Fifteen years after the genocide in Bosnia, the campaign of Serb intimidation against witnesses ensures justice remains elusive
In northeastern Bosnia, nestled in the Dinaric Alps on the border with Serbia, there lies a small lake. Formed in the 1960s, when the Drina was dammed to build a hydroelectric power station, Lake Perucac seems unremarkable – just one of many artificial lakes in a mountainous region whose hydroelectric power is a major economic asset.
Its significance, though, lies in its location downstream of Visegrad, the small eastern Bosnian village most famous before the 1990s for its beautiful 16th-century Ottoman bridge.
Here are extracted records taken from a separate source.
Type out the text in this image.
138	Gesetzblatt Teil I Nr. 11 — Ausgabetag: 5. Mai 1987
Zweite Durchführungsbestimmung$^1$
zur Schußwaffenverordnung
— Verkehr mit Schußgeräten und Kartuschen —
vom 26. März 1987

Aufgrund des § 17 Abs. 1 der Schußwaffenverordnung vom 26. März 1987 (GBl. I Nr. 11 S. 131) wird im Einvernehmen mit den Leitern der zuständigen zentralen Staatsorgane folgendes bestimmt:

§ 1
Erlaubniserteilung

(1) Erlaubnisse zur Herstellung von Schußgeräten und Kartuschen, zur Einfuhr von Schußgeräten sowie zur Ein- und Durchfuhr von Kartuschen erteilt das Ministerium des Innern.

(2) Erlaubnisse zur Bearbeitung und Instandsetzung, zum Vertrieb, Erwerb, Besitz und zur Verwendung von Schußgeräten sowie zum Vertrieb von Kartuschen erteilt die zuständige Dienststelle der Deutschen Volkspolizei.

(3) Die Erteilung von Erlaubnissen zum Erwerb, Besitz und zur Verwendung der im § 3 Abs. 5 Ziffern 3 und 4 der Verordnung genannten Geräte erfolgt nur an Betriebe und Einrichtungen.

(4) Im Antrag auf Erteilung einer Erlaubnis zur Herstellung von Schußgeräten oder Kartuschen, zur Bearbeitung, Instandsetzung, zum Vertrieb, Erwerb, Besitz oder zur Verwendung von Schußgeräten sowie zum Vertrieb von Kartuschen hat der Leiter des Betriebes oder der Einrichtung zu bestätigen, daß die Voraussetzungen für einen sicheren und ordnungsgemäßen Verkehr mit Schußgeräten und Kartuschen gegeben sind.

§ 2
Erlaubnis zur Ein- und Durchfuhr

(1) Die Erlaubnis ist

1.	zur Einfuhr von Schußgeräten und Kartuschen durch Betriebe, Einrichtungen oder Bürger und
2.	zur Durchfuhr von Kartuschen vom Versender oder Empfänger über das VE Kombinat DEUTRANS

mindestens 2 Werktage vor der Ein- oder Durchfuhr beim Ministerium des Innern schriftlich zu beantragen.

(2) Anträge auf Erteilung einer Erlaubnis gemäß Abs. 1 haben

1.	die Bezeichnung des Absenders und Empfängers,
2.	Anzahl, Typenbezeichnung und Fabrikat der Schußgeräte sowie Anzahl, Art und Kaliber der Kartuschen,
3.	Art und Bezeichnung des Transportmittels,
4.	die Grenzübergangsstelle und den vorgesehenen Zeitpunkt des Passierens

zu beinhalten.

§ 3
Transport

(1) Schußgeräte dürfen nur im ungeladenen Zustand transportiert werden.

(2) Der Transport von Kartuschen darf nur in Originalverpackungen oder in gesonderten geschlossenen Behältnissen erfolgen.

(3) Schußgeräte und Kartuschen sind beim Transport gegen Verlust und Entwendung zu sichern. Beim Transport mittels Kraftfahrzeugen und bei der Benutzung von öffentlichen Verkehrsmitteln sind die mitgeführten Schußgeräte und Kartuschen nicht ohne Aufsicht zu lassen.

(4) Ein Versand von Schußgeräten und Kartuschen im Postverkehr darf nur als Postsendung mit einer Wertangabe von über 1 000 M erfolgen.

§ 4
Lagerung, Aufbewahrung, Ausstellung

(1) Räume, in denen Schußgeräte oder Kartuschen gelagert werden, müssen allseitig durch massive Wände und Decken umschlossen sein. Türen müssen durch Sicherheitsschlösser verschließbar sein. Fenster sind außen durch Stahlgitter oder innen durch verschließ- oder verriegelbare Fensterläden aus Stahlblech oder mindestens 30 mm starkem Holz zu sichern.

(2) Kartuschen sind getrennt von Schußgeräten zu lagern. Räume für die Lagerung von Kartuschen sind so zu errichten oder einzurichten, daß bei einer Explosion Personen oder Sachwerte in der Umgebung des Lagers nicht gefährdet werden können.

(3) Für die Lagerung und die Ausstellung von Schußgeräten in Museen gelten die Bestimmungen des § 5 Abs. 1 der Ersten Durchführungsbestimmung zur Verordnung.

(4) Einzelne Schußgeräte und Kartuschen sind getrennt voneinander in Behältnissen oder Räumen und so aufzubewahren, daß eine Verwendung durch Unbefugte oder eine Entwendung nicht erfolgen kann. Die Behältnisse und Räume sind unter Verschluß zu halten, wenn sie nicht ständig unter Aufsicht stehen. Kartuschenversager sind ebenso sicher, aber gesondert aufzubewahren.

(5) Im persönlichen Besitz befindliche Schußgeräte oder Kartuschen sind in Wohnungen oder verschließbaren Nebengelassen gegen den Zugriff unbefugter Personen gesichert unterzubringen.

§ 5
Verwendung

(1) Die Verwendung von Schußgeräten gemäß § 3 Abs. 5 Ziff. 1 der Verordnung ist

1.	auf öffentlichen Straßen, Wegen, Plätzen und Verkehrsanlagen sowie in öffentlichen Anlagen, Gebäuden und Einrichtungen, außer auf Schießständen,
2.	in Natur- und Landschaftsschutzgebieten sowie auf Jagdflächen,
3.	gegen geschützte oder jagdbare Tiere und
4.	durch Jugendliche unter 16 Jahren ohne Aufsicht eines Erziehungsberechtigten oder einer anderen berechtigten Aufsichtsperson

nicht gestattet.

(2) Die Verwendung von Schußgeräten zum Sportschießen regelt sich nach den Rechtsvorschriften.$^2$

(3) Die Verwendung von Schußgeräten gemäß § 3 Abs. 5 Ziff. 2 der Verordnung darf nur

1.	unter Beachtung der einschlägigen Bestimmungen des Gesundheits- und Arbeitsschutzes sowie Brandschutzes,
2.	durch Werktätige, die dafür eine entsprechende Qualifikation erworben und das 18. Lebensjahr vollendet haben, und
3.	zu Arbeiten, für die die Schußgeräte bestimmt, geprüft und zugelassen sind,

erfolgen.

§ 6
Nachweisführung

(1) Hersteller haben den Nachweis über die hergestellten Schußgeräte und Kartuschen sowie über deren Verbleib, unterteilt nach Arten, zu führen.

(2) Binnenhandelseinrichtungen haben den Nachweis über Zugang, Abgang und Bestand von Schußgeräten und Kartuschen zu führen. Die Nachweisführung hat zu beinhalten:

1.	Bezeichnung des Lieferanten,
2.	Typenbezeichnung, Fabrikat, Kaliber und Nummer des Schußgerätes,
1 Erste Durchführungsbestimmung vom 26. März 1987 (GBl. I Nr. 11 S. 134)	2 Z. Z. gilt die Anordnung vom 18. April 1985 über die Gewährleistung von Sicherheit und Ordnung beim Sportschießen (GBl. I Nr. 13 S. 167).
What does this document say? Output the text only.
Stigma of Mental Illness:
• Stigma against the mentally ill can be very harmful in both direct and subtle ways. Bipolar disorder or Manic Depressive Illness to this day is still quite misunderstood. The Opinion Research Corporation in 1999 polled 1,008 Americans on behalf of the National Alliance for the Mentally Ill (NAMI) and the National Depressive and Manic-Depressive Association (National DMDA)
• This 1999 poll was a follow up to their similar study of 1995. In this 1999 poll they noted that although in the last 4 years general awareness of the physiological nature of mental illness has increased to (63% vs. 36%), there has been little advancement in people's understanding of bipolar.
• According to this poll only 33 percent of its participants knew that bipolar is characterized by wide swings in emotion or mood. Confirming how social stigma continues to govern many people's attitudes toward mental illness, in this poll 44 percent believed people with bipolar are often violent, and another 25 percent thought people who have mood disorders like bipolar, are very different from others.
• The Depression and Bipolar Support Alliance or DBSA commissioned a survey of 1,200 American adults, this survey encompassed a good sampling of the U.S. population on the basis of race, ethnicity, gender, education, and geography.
Since then, though, it has developed a far more macabre reputation, second only to Srebrenica as a byword for ethnic cleansing and for humanity at its cruellest.
Three thousand Bosniak Muslims were killed here in the spring of 1992; not in one organised operation, as in Srebrenica, but over weeks and months, killed almost for sport by the police and the army. Their bodies were dropped from the famous bridge and into the sparkling blue-green Drina, where the current took them downstream to Perucac.
Given the town's reputation, then, the discovery in the last month of more than 50 bodies – found by investigators who are trawling the lake while it is half-drained for maintenance reasons – comes as little surprise. Nobody expected the search to be fruitless. The surprise, to many outside Bosnia at least, has been to learn how difficult the investigators' jobs have been.
At every level, the investigation has been met with resistance. Shunned by locals in the now wholly Serb town, a wall of silence meets even the simplest inquiries, and sometimes the reception is one of outright hostility. Two weeks ago, an unknown attacker shot at a forensic team's boat. Nobody was hurt, but the message was clear: be careful what you look for.
The veiled and not-so-veiled threats are just part of a culture of silence that has been the biggest obstacle in Bosnia's attempts to find justice and settle the historical record. A shadowy network of former and current figures from the government, police and organised crime – the so-called "Preventiva" – protects those who were responsible for some of the worst crimes in the 1992–95 war, and silences those who threaten to speak.
Responsible for protecting the former Bosnian Serb leader, Radovan Karadzic, while he was in hiding, the Preventiva has been successful at derailing or disrupting legal proceedings even when its subjects are caught. Testifying is strongly discouraged; witnesses are intimidated, or worse. Whether through fear or through loyalty, few in Visegrad will talk; those who do are often silenced.
In war crimes trials witness testimony is essential. It is typically straightforward to prove that a crime has taken place: there is, distressingly, no shortage of mass graves in Bosnia. But to place an individual or a military unit at the scene, to prove their responsibility, almost always requires witnesses – something of which the Preventiva and their ilk are well aware.
In 2005 a former police inspector from Visegrad, Milan Josipovic, testified at the trial of Novo Rajak, a member of the Visegrad police force who had participated in the mistreatment of Bosniak civilians. To testify at all was grounds enough to rile the Preventiva, but when rumours emerged that Josipovic would be prepared to give evidence at a trial of higher-level officials the situation became urgent. Josipovic was shot and killed; his attackers have, unsurprisingly, never been caught.
The future, though, is not without hope. Investigators continue to find more material evidence and cracks have appeared in the formerly watertight seal around the Preventiva and its membership. An internal feud is widely believed to have led to the arrest of Milan Lukic, a Preventiva member and the former head of the White Eagles paramilitary organisation that was responsible for some of the worst crimes in Visegrad; last year he was sentenced by the international criminal tribunal for the former Yugoslavia to life imprisonment.
It remains to be seen whether the shroud of secrecy will fall completely. If Bosnia is ever to bring to justice those who haunt her past, though, then it surely must.